De Novo Genome Assembly

A primary challenge in metagenomics is combining short reads into long, contiguous sequences of nucleic acid, a process known as “genome assembly.” The goal of de novo assembly is to build a new reference genome, the complete sequence of an organism’s DNA. Accurate reference genomes are highly valued in metagenomics because they serve as blueprints of cellular identity, which can be used to analyze the microbial profile of samples by short-read alignment. Rare species and highly similar strains are difficult, if not impossible, to resolve using typical shotgun sequencing assembly methods.
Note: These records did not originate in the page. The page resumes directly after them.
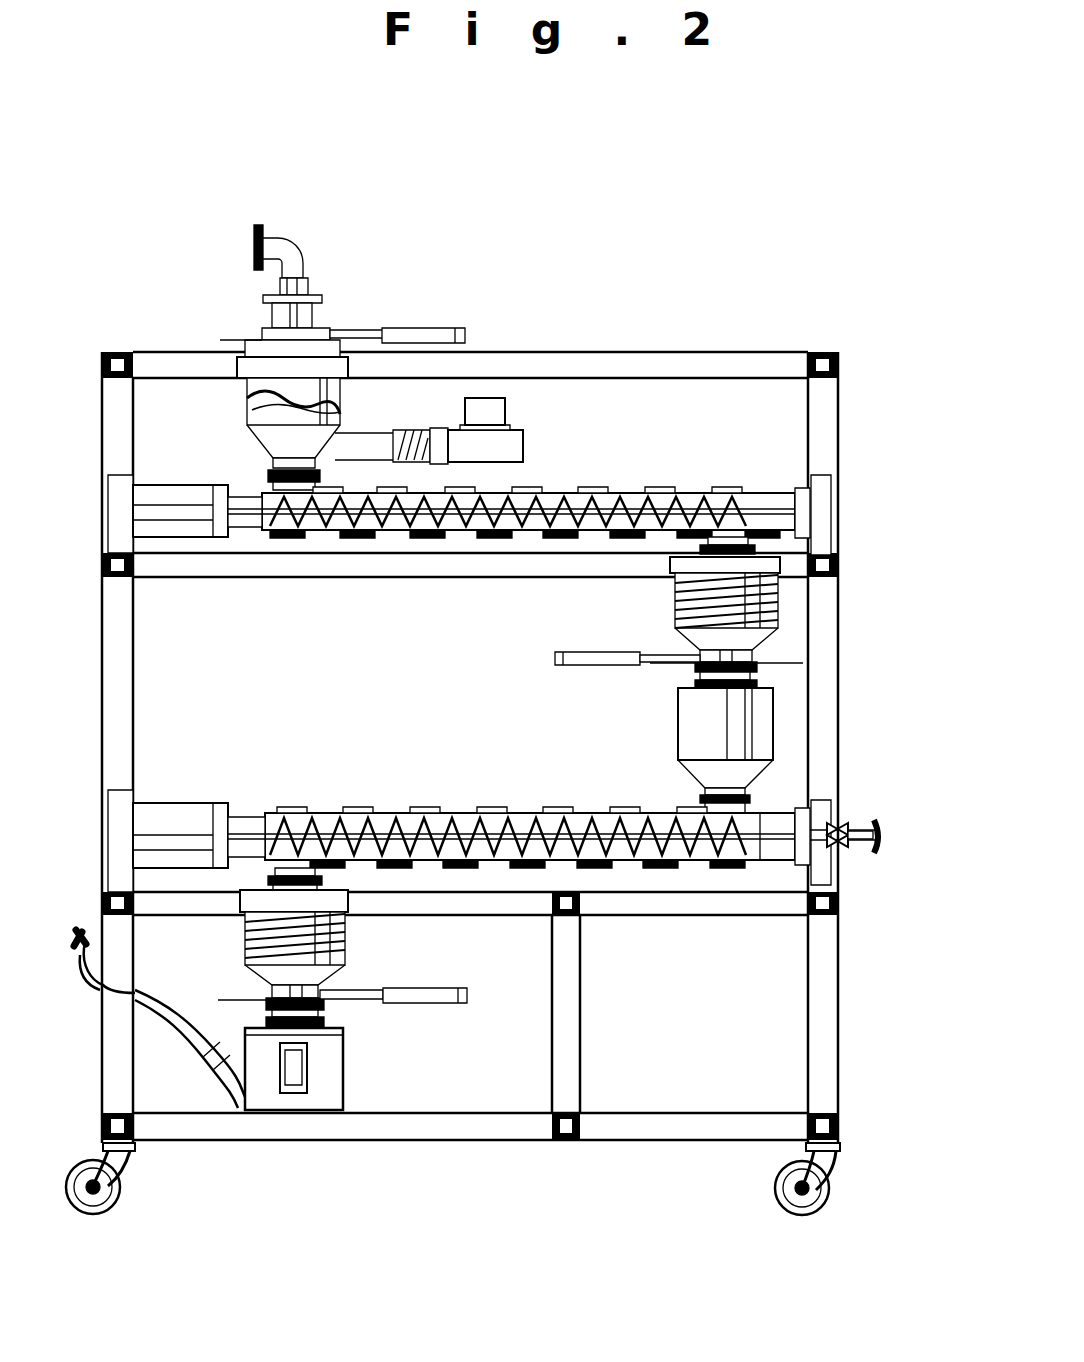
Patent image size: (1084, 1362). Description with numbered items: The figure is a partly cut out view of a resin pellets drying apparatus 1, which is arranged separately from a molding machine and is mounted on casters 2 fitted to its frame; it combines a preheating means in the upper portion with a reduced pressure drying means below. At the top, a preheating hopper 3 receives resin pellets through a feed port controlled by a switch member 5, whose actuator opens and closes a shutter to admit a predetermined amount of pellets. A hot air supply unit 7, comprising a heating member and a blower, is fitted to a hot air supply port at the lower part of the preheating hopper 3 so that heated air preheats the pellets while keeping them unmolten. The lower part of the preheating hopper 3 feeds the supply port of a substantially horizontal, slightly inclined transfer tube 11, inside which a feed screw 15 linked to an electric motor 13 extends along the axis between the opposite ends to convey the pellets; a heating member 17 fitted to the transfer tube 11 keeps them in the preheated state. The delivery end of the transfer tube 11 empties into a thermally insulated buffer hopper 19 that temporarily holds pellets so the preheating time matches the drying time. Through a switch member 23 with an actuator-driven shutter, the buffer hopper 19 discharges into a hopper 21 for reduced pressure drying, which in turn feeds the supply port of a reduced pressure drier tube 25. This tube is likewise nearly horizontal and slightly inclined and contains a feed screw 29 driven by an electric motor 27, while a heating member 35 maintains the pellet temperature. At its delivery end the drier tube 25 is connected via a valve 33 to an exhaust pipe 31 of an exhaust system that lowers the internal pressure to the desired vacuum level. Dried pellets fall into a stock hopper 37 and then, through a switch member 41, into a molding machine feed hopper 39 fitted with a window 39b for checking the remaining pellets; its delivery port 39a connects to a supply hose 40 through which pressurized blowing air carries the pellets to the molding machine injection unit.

The resin pellets drying apparatus 1 is at (565, 332).
The casters 2 is at (790, 1186).
The preheating hopper 3 is at (262, 425).
The switch member 5 is at (390, 328).
The hot air supply unit 7 is at (487, 447).
The transfer tube 11 is at (445, 532).
The electric motor 13 is at (183, 515).
The feed screw 15 is at (495, 532).
The heating member 17 is at (653, 493).
The buffer hopper 19 is at (705, 608).
The hopper for reduced pressure drying 21 is at (700, 750).
The switch member 23 is at (603, 662).
The reduced pressure drier tube 25 is at (455, 810).
The electric motor 27 is at (162, 830).
The feed screw 29 is at (533, 810).
The exhaust pipe 31 is at (858, 845).
The valve 33 is at (846, 838).
The heating member 35 is at (412, 810).
The stock hopper 37 is at (243, 940).
The molding machine feed hopper 39 is at (322, 1072).
The delivery port 39a is at (225, 1060).
The window 39b is at (288, 1088).
The supply hose 40 is at (88, 972).
The switch member 41 is at (403, 1003).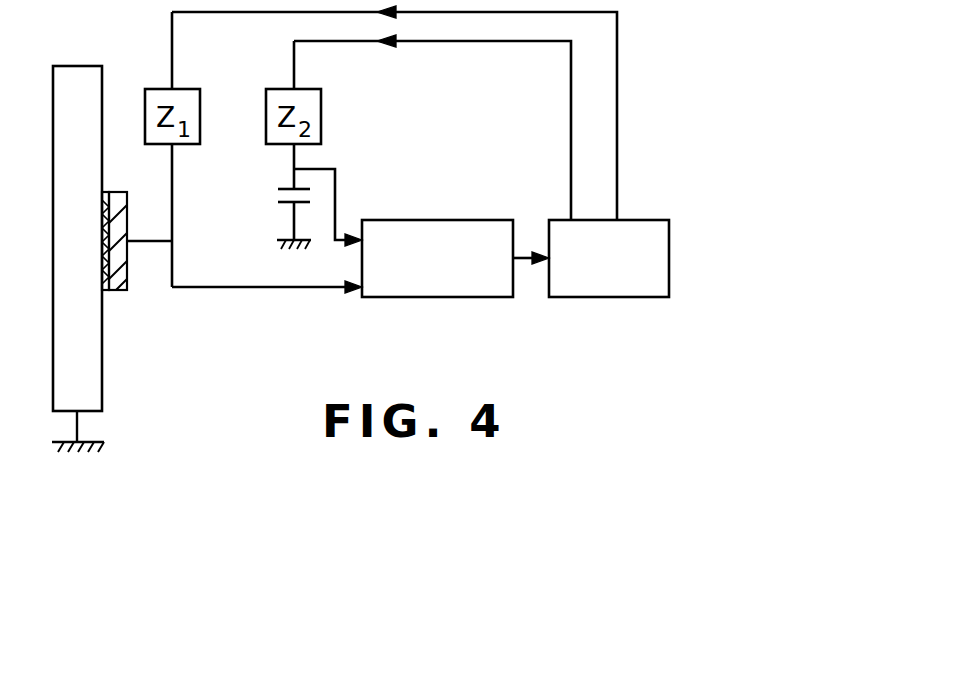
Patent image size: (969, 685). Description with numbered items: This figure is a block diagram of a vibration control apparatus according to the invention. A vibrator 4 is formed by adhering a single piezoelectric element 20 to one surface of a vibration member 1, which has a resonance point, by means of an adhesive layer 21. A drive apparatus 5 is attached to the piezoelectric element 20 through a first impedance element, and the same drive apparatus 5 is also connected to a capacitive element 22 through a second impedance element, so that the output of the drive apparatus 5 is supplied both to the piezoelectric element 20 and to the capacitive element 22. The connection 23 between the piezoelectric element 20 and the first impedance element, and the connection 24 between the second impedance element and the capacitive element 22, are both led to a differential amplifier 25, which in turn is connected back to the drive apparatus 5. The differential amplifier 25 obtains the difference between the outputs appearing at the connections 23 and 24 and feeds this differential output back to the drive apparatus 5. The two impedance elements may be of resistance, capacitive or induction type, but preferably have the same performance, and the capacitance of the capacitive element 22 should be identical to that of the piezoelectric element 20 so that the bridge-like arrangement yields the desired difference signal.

The vibration member 1 is at (88, 76).
The vibrator 4 is at (144, 277).
The drive apparatus 5 is at (652, 228).
The piezoelectric element 20 is at (129, 284).
The adhesive layer 21 is at (106, 192).
The capacitive element 22 is at (285, 188).
The connection 23 is at (172, 241).
The connection 24 is at (294, 169).
The differential amplifier 25 is at (469, 220).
One solution is using barcoded read data, whether it be from a single long molecule or whole cell, to guide the assembly process in these problematic cases.

 
 Using connectivity information from single-cell barcodes, contigs from different bacterial species cluster together following dimensionality reduction

Using connectivity information from single-cell barcodes, contigs from different bacterial species cluster together following dimensionality reduction

 

SiC-seq produces low-coverage genomic data from single cells which can be used to perform bacterial genome scaffolding. Contigs from metagenomic experiments are typically grouped using differential binning methods, or using sequence-based metrics such as tetranucleotide frequency and codon usage. While useful, these methods are limited because they are performed strictly in silico. The SiC-seq microfluidic workflow, on the other hand, compartmentalizes and barcodes each cell individually, preserving true single-cell data. These barcoded fragments of nucleic acid provide an additional layer of read connectivity information which can be combined with existing bioinformatic methods to enhance the assembly of rare genomes and highly similar bacterial strains.